Selon l’historien Charles-André Julien, le Résident-général Jean de Hautecloque a lui-même donné le feu vert aux assassins (‘‘L’Afrique du Nord en marche’’, éd. Omnibus, Paris, 2002). Yves Benot écrit pour sa part dans ‘‘Massacres coloniaux’’ (éd. La Découverte, Paris 1994): «Sans doute, l’organisation secrète connue sous le nom de ‘‘la Main Rouge’’, qui revendiqua ces crimes, était-elle en fait une émanation des services secrets [français], des fameuses polices parallèles. Mais sur le coup, ces assassinats paraissent attester la capacité de réaction sanglante des coloniaux. Et on y vit aussi le signe que les forces de l’ordre laissaient faire ce terrorisme là».
Les aveux du général Paul Aussaresses dans ‘‘Services Spéciaux Algérie 1955-1957’’ (éd. Perrin, Paris 2001) suscitent une lettre de Nourredine Hached, le fils aîné du leader nationaliste, publiée par le journal ‘‘Le Monde’’ le 18 mai 2001, sous le titre ‘‘L’inoubliable sourire de la liberté’’, où l’auteur dénonce «un crime d’Etat» et demande qu’en soient dévoilés les ordonnateurs et les auteurs.

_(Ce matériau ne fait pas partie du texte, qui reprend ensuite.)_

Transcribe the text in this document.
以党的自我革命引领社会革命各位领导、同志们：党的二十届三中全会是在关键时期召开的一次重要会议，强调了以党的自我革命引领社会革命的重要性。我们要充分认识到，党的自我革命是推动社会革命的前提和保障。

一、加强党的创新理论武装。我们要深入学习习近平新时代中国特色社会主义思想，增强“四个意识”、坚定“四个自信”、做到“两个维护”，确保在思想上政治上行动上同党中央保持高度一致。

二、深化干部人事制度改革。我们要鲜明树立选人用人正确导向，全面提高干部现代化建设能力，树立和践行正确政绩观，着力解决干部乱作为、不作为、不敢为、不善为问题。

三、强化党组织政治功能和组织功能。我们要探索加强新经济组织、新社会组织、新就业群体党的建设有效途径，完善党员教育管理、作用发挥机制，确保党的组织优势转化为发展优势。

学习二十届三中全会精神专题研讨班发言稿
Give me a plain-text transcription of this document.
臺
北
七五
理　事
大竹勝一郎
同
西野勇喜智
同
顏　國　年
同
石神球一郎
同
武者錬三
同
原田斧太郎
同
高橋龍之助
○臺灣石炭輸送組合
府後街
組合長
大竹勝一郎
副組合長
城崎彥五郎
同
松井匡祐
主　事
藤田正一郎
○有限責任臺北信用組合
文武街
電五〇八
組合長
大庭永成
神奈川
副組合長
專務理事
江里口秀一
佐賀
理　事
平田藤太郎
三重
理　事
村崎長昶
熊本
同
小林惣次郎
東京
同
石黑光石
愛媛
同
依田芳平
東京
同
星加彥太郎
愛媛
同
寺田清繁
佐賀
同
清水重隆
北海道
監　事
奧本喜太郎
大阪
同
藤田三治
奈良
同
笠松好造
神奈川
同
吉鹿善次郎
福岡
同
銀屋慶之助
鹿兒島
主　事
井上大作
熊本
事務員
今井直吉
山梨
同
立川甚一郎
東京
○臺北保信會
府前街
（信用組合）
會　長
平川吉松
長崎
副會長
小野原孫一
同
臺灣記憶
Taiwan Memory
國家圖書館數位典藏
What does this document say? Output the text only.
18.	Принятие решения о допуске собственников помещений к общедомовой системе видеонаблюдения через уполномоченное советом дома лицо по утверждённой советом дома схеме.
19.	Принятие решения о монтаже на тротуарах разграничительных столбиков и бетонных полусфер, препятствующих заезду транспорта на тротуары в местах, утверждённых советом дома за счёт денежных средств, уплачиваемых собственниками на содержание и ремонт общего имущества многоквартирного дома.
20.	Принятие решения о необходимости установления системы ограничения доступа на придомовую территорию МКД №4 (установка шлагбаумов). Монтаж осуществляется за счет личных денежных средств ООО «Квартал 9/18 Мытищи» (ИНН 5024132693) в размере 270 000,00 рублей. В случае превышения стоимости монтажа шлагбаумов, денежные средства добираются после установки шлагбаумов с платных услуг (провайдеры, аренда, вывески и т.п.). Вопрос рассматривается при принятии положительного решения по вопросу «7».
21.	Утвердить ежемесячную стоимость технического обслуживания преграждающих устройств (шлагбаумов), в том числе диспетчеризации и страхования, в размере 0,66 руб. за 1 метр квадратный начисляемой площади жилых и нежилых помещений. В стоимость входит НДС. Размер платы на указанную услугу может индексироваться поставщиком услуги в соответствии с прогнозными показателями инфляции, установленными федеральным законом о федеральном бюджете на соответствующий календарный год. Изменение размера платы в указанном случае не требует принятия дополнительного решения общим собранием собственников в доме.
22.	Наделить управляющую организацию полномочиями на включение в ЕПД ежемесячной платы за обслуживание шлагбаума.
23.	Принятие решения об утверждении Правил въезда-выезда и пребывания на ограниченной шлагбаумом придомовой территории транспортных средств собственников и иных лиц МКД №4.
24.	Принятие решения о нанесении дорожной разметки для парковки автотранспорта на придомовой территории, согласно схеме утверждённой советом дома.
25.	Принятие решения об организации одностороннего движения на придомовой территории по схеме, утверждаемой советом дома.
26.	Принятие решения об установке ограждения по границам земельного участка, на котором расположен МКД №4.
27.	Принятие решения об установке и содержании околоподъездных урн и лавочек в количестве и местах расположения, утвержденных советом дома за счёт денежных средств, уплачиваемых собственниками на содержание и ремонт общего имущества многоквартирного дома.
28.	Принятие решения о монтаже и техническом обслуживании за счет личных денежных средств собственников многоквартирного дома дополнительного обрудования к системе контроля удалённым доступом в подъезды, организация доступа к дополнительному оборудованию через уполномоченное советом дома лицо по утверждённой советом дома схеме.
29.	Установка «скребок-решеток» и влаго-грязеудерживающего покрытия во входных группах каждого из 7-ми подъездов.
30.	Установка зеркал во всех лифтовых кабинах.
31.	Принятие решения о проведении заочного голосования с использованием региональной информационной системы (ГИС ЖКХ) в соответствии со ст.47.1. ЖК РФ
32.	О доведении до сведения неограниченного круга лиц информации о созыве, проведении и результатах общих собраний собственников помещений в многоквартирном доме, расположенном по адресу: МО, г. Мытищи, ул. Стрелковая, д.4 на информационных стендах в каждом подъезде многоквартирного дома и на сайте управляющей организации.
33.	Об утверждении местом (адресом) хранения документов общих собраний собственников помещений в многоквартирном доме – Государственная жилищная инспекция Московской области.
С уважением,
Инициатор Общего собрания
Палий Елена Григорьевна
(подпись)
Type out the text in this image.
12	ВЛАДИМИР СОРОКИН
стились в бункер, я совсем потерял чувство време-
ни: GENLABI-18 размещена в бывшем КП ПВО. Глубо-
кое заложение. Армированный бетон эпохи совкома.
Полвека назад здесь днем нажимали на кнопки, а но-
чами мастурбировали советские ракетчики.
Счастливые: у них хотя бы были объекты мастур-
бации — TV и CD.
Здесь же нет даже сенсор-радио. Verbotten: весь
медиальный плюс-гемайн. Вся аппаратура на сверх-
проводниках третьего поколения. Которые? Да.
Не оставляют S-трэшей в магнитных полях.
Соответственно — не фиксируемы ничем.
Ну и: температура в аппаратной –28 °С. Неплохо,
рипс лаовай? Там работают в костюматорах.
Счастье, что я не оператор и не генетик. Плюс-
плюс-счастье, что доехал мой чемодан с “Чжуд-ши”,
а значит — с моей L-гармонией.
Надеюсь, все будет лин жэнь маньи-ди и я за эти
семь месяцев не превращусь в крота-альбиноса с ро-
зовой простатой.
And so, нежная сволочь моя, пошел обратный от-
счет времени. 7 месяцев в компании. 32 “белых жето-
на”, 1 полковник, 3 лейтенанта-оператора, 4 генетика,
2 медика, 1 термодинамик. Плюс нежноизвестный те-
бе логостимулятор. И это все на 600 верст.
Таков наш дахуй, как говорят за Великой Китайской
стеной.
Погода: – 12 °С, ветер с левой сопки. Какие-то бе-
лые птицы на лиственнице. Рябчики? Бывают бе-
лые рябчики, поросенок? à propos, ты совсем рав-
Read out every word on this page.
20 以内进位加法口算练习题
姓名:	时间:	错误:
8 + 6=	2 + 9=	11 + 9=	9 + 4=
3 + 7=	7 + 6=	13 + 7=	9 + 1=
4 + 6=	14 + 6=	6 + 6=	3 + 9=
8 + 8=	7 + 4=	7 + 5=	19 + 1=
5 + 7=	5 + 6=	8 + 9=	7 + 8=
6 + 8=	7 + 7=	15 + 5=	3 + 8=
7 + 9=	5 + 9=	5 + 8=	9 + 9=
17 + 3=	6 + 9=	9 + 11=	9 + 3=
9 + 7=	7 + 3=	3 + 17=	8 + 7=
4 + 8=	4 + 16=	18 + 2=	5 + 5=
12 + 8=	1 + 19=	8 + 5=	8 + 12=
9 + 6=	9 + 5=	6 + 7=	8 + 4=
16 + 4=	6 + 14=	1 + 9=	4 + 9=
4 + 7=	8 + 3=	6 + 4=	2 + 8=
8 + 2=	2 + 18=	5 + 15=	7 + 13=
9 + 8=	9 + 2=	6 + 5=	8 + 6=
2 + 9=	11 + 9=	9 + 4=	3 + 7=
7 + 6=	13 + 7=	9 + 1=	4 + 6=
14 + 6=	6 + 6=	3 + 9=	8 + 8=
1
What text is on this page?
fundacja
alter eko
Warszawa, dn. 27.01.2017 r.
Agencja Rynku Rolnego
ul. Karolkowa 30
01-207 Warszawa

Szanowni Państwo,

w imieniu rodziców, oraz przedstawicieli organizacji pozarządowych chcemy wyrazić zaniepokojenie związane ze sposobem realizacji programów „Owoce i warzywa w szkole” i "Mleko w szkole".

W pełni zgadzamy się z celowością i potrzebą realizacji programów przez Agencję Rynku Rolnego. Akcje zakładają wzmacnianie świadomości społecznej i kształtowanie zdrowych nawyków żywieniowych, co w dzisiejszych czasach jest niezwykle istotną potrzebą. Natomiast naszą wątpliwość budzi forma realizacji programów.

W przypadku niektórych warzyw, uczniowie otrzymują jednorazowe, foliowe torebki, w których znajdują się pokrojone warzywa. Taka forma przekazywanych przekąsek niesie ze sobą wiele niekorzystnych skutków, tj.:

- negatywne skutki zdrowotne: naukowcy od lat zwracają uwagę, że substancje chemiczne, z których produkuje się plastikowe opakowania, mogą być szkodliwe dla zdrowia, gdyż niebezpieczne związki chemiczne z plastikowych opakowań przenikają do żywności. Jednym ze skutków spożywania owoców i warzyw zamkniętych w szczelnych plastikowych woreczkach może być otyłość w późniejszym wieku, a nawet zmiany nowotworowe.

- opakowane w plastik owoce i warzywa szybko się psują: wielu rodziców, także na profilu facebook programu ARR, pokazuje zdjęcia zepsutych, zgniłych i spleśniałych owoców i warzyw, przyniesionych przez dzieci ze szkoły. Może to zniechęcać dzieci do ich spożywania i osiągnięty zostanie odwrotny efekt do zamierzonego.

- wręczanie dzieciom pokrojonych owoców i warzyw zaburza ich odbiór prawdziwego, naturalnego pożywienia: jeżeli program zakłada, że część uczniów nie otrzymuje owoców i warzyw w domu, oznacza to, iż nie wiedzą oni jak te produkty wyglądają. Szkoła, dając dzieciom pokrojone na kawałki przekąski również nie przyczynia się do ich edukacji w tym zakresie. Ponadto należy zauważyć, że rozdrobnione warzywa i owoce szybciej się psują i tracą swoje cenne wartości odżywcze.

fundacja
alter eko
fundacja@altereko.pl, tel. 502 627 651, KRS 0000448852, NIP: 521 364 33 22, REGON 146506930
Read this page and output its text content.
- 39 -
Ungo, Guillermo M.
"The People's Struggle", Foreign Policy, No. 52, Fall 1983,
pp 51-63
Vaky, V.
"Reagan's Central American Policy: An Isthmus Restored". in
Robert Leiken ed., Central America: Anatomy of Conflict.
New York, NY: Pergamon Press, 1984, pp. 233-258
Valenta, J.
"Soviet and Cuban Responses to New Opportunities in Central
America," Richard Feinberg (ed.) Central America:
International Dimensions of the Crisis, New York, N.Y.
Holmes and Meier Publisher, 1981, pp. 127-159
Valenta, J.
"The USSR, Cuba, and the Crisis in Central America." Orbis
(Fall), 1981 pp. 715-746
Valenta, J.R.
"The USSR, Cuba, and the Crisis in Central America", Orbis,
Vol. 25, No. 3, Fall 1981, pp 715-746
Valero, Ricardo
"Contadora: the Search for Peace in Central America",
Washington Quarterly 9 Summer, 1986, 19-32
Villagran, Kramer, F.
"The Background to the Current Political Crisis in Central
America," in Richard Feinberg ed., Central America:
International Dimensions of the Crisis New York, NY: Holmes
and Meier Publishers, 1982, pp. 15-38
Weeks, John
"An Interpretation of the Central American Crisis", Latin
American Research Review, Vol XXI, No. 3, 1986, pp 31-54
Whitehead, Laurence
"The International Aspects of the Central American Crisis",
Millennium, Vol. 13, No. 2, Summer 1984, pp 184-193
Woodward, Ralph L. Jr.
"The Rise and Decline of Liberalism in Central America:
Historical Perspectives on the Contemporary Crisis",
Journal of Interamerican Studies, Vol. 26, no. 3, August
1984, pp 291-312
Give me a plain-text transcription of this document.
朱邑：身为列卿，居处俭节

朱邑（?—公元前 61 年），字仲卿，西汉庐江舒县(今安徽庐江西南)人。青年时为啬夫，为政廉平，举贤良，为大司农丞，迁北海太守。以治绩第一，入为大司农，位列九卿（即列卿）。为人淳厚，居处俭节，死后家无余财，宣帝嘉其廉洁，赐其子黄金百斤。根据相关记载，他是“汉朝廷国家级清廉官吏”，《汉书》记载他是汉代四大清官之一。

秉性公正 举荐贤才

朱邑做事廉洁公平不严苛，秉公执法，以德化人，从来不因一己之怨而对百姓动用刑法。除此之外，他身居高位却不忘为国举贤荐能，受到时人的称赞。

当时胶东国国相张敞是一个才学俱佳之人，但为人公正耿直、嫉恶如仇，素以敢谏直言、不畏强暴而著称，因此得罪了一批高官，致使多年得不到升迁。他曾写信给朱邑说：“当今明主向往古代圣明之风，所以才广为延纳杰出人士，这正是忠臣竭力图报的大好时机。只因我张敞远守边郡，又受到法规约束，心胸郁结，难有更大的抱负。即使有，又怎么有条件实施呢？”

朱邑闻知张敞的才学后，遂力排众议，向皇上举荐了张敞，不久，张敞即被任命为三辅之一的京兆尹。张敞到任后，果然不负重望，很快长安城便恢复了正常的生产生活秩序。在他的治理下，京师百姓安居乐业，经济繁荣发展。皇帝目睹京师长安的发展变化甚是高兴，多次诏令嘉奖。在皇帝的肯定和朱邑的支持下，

Il révèle que les sénateurs Antoine Colonna et Gabriel Puaux ne cachaient nullement leurs intentions
d’en finir avec son père. Selon Jean Baklouti, ancien fonctionnaire de la DST à Tunis, La Main rouge est «une nébuleuse de policiers français et de gros colons couverte par les services d’action du renseignement français». Dans son livre ‘‘La Main rouge. L’armée secrète de la république’’ (éd. du Rocher, Paris 1997), Antoine Moléro, ancien agent des services français au Maroc, soutient que «Hached a bien été assassiné par La Main rouge qui avait reçu l’ordre de le faire. La Main rouge était une organisation dont l’État français se servait pour ne pas se mouiller.»